Il quadro uscito dalle urne a Biancavilla, per le Politiche 2022, ha tutti i connotati della svolta storica. Numeri inimmaginabili fino a qualche anno fa per una destra (la forza che affonda le radici in An e nell’Msi) che, nel nostro paese, è stata sempre relegata ai margini. E che ora risulta essere all’apice del consenso.

Sì, il risultato di Fratelli d’Italia è quello che più abbaglia. A Biancavilla, il partito di Giorgia Meloni si attesta intorno al 24% sia alla Camera dei deputati (2343 voti) che al Senato (2251 voti). Una percentuale di consensi (mai registrata a Biancavilla da una forza di destra nella storia repubblicana) che fa balzare l’intera coalizione ad oltre 4000 preferenze. Coalizione che vede Forza Italia attorno al 9% (oltre 800 voti) e la Lega (oltre 700) appena sotto di un punto percentuale.

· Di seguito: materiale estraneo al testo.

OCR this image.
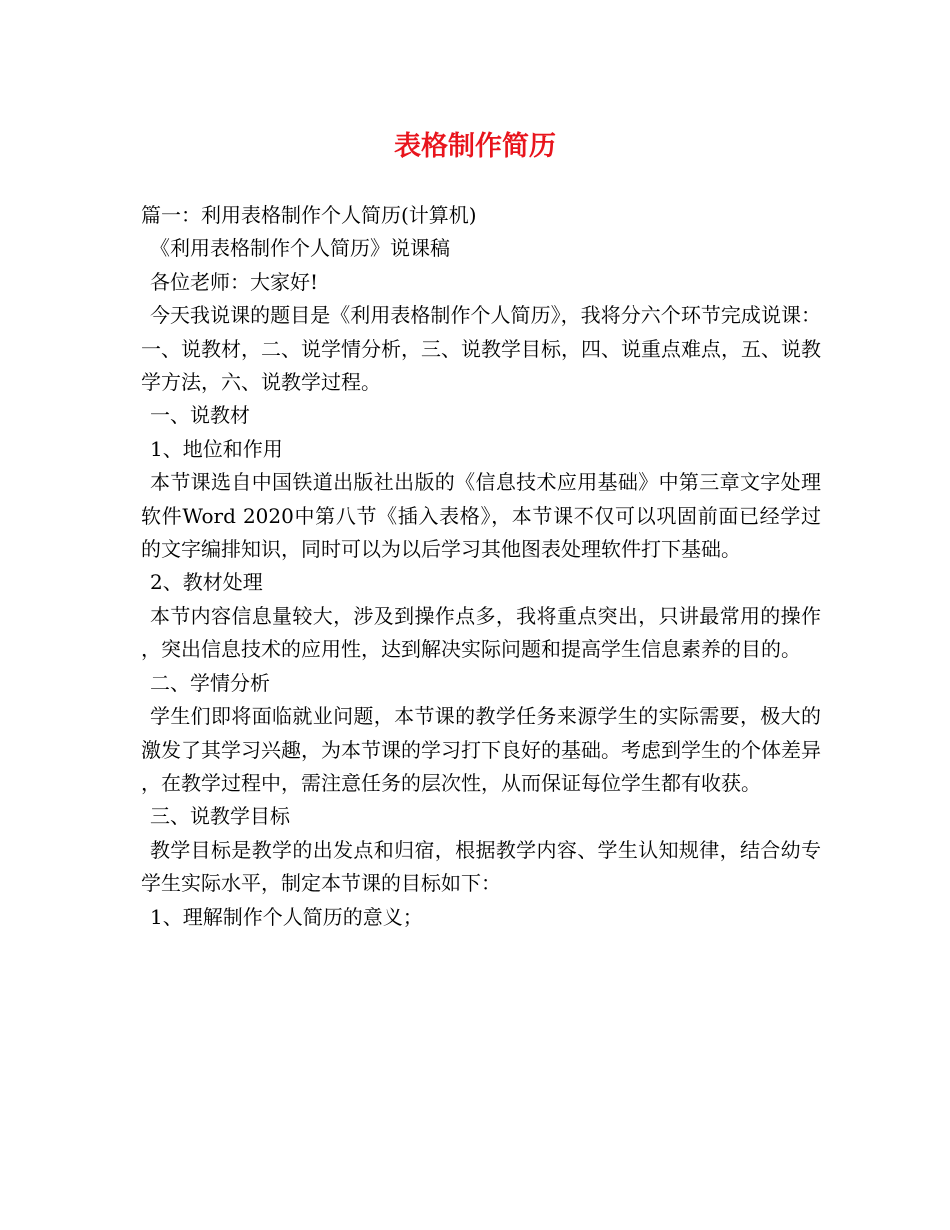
表格制作简历

篇一：利用表格制作个人简历(计算机)

《利用表格制作个人简历》说课稿

各位老师：大家好!

今天我说课的题目是《利用表格制作个人简历》，我将分六个环节完成说课：一、说教材，二、说学情分析，三、说教学目标，四、说重点难点，五、说教学方法，六、说教学过程。

一、说教材

1、地位和作用

本节课选自中国铁道出版社出版的《信息技术应用基础》中第三章文字处理软件Word 2020中第八节《插入表格》，本节课不仅可以巩固前面已经学过的文字编排知识，同时可以为以后学习其他图表处理软件打下基础。

2、教材处理

本节内容信息量较大，涉及到操作点多，我将重点突出，只讲最常用的操作，突出信息技术的应用性，达到解决实际问题和提高学生信息素养的目的。

二、学情分析

学生们即将面临就业问题，本节课的教学任务来源学生的实际需要，极大的激发了其学习兴趣，为本节课的学习打下良好的基础。考虑到学生的个体差异，在教学过程中，需注意任务的层次性，从而保证每位学生都有收获。

三、说教学目标

教学目标是教学的出发点和归宿，根据教学内容、学生认知规律，结合幼专学生实际水平，制定本节课的目标如下：

1、理解制作个人简历的意义；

Dati imbarazzanti, invece, nella coalizione di Centrosinistra con un Partito democratico che si attesta al di sotto del 9%, cioè poco più di 800 consensi (mai registrati a Biancavilla da una forza di sinistra nella storia repubblicana). Il resto dello schieramento (+Europa, Verdi, Impegno Civico) raccoglie numeri da prefisso telefonico. Nel complesso, la coalizione guidata da Enrico Letta si ferma intorno all’11,50%, ovvero 1100 preferenze. Un tonfo politico umiliante che si ripete (le Amministrative 2018 sono ancora una ferita sanguinante) e, anzi, raggiunge livelli drammatici.

E poco sarebbe cambiato, sommando pure i voti di Azione-Italia Viva. A Biancavilla l’accoppiata Calenda-Renzi ha convinto il 5-6% dei votanti (592 alla Camera e 441 al Senato).

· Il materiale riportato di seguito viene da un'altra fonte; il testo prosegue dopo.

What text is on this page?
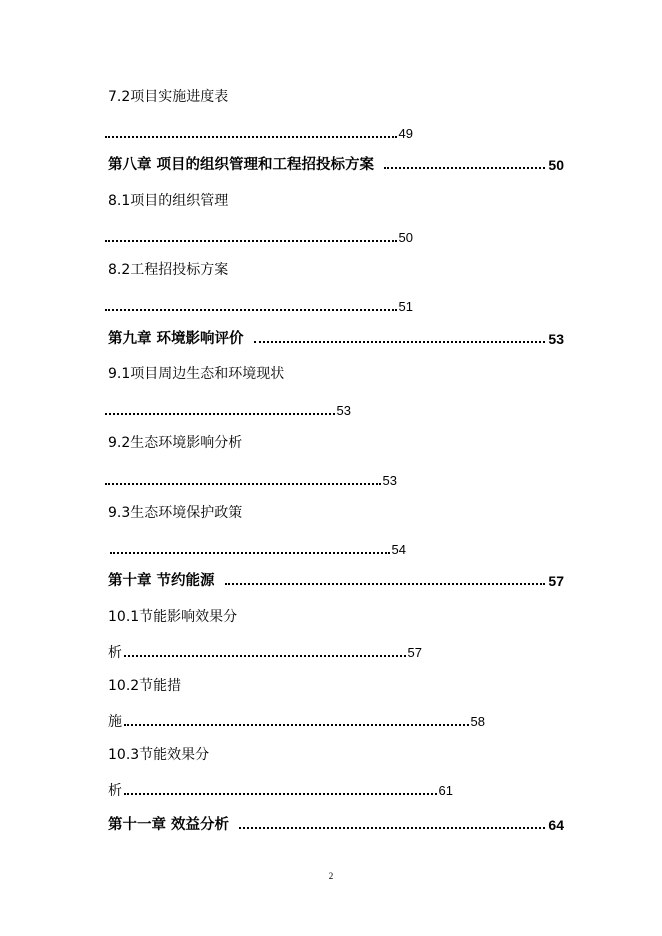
7.2项目实施进度表
49
第八章 项目的组织管理和工程招投标方案	50
8.1项目的组织管理
50
8.2工程招投标方案
51
第九章 环境影响评价	53
9.1项目周边生态和环境现状
53
9.2生态环境影响分析
53
9.3生态环境保护政策
54
第十章 节约能源	57
10.1节能影响效果分
析	57
10.2节能措
施	58
10.3节能效果分
析	61
第十一章 效益分析	64
2
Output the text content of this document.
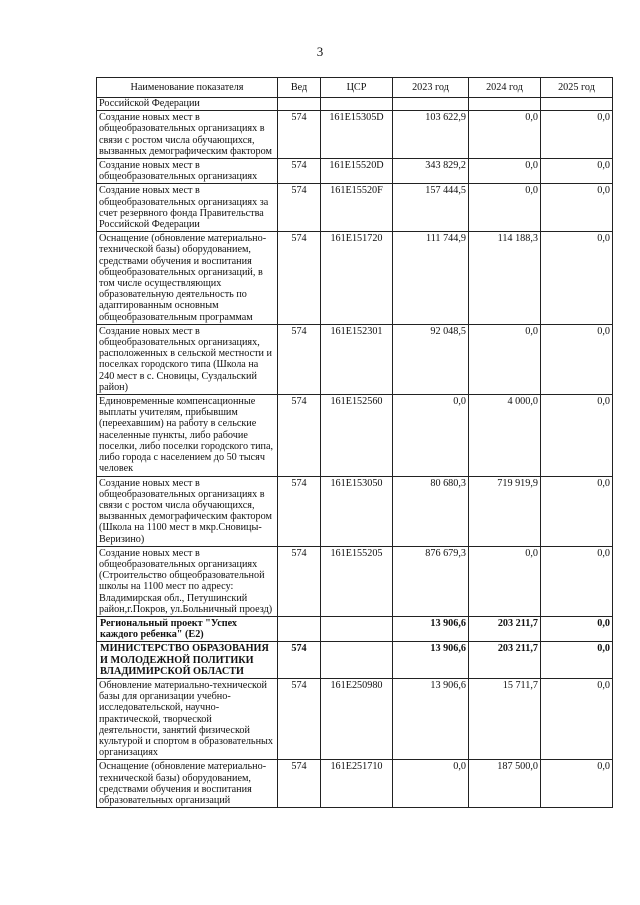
3
Наименование показателя	Вед	ЦСР	2023 год	2024 год	2025 год
Российской Федерации					
Создание новых мест в общеобразовательных организациях в связи с ростом числа обучающихся, вызванных демографическим фактором	574	161E15305D	103 622,9	0,0	0,0
Создание новых мест в общеобразовательных организациях	574	161E15520D	343 829,2	0,0	0,0
Создание новых мест в общеобразовательных организациях за счет резервного фонда Правительства Российской Федерации	574	161E15520F	157 444,5	0,0	0,0
Оснащение (обновление материально-технической базы) оборудованием, средствами обучения и воспитания общеобразовательных организаций, в том числе осуществляющих образовательную деятельность по адаптированным основным общеобразовательным программам	574	161E151720	111 744,9	114 188,3	0,0
Создание новых мест в общеобразовательных организациях, расположенных в сельской местности и поселках городского типа (Школа на 240 мест в с. Сновицы, Суздальский район)	574	161E152301	92 048,5	0,0	0,0
Единовременные компенсационные выплаты учителям, прибывшим (переехавшим) на работу в сельские населенные пункты, либо рабочие поселки, либо поселки городского типа, либо города с населением до 50 тысяч человек	574	161E152560	0,0	4 000,0	0,0
Создание новых мест в общеобразовательных организациях в связи с ростом числа обучающихся, вызванных демографическим фактором (Школа на 1100 мест в мкр.Сновицы-Веризино)	574	161E153050	80 680,3	719 919,9	0,0
Создание новых мест в общеобразовательных организациях (Строительство общеобразовательной школы на 1100 мест по адресу: Владимирская обл., Петушинский район,г.Покров, ул.Больничный проезд)	574	161E155205	876 679,3	0,0	0,0
Региональный проект "Успех каждого ребенка" (Е2)			13 906,6	203 211,7	0,0
МИНИСТЕРСТВО ОБРАЗОВАНИЯ И МОЛОДЕЖНОЙ ПОЛИТИКИ ВЛАДИМИРСКОЙ ОБЛАСТИ	574		13 906,6	203 211,7	0,0
Обновление материально-технической базы для организации учебно-исследовательской, научно-практической, творческой деятельности, занятий физической культурой и спортом в образовательных организациях	574	161E250980	13 906,6	15 711,7	0,0
Оснащение (обновление материально-технической базы) оборудованием, средствами обучения и воспитания образовательных организаций	574	161E251710	0,0	187 500,0	0,0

Ma dov’è finito, dunque, il popolo della sinistra a Biancavilla? A guardare i numeri, l’emorragia di votanti ha favorito il Movimento 5 Stelle, che con il 26,08% si colloca –per queste Politiche 2022– come la prima forza nel nostro paese. A segnare una X sul suo simbolo sono stati 2628 biancavillesi per Montecitorio e 2486 per Palazzo Madama. Numeri che –va notato da una prima analisi– ricalcano quelli dei percettori del reddito di cittadinanza a Biancavilla. Un consenso “politico” motivato, dunque, da chi vede la misura sociale (invenzione e vanto del movimento guidato da Giuseppe Conte) come l’unica àncora di salvataggio per il proprio sostentamento.

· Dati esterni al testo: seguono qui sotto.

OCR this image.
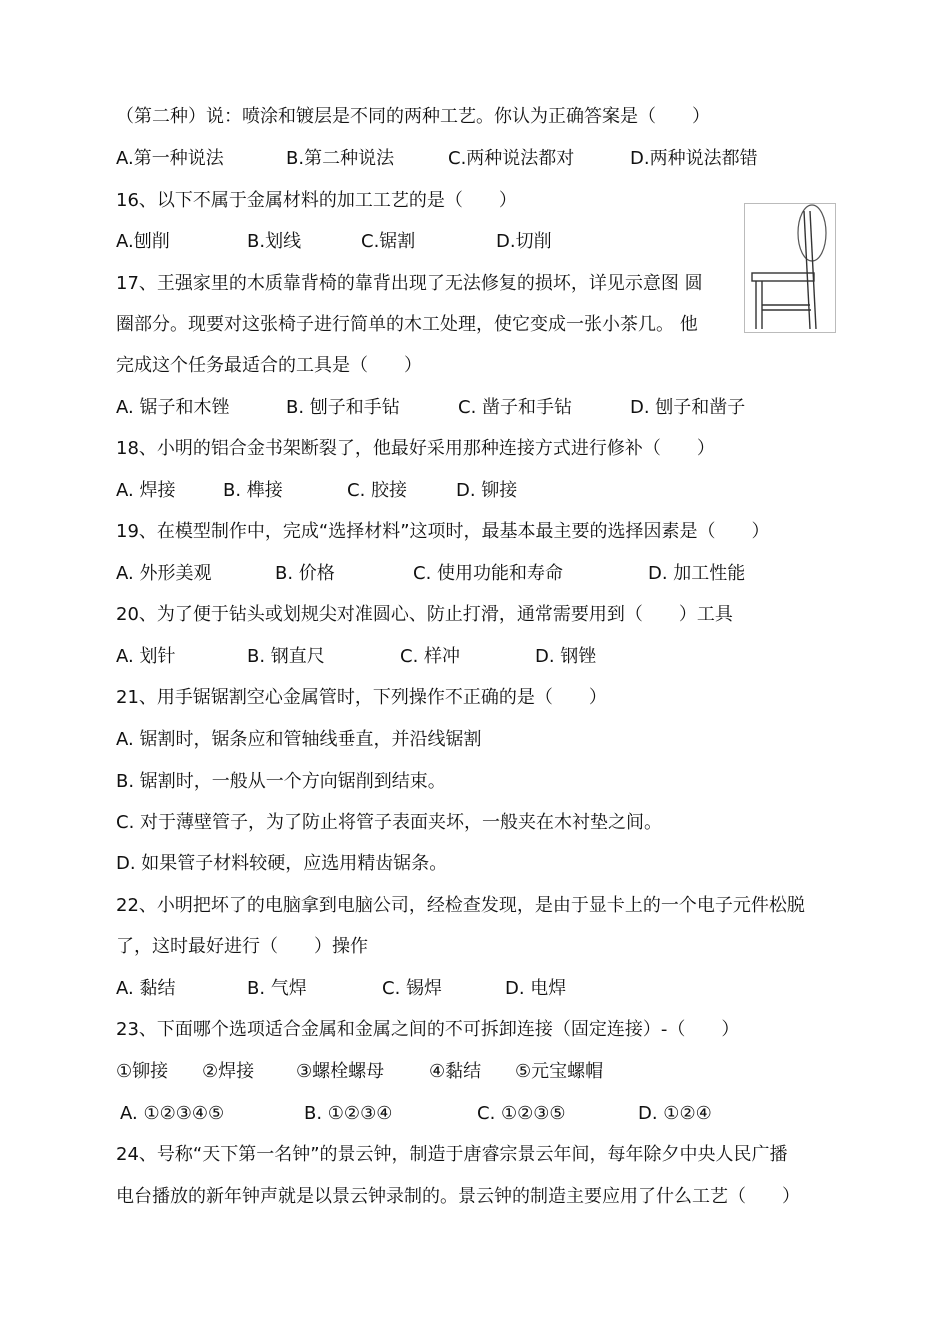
（第二种）说：喷涂和镀层是不同的两种工艺。你认为正确答案是（　　）
A.第一种说法	B.第二种说法	C.两种说法都对	D.两种说法都错
16、以下不属于金属材料的加工工艺的是（　　）
A.刨削	B.划线	C.锯割	D.切削
17、王强家里的木质靠背椅的靠背出现了无法修复的损坏，详见示意图 圆
圈部分。现要对这张椅子进行简单的木工处理，使它变成一张小茶几。 他
完成这个任务最适合的工具是（　　）
A. 锯子和木锉	B. 刨子和手钻	C. 凿子和手钻	D. 刨子和凿子
18、小明的铝合金书架断裂了，他最好采用那种连接方式进行修补（　　）
A. 焊接	B. 榫接	C. 胶接	D. 铆接
19、在模型制作中，完成“选择材料”这项时，最基本最主要的选择因素是（　　）
A. 外形美观	B. 价格	C. 使用功能和寿命	D. 加工性能
20、为了便于钻头或划规尖对准圆心、防止打滑，通常需要用到（　　）工具
A. 划针	B. 钢直尺	C. 样冲	D. 钢锉
21、用手锯锯割空心金属管时，下列操作不正确的是（　　）
A. 锯割时，锯条应和管轴线垂直，并沿线锯割
B. 锯割时，一般从一个方向锯削到结束。
C. 对于薄壁管子，为了防止将管子表面夹坏，一般夹在木衬垫之间。
D. 如果管子材料较硬，应选用精齿锯条。
22、小明把坏了的电脑拿到电脑公司，经检查发现，是由于显卡上的一个电子元件松脱
了，这时最好进行（　　）操作
A. 黏结	B. 气焊	C. 锡焊	D. 电焊
23、下面哪个选项适合金属和金属之间的不可拆卸连接（固定连接）-（　　）
①铆接 ②焊接 ③螺栓螺母 ④黏结 ⑤元宝螺帽
A. ①②③④⑤	B. ①②③④	C. ①②③⑤	D. ①②④
24、号称“天下第一名钟”的景云钟，制造于唐睿宗景云年间，每年除夕中央人民广播
电台播放的新年钟声就是以景云钟录制的。景云钟的制造主要应用了什么工艺（　　）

C’è poi la fetta del voto di protesta e di pancia, quello degli arrabbiati e degli urlatori trascinatori di piazza. Quello che un tempo era appannaggio dei “grillini” con il “Vaffa” come intercalare. Adesso la platea che si infiamma è quella di (S)Cateno De Luca, il principe del populismo in salsa siciliana. A Biancavilla, la lista “Sud chiama Nord” ha ottenuto il 9,59% (918 voti) alla Camera ed il 14% (cioè 1334 preferenze) al Senato. Numeri che fanno ombra ai più strutturati Pd, Forza Italia e Lega.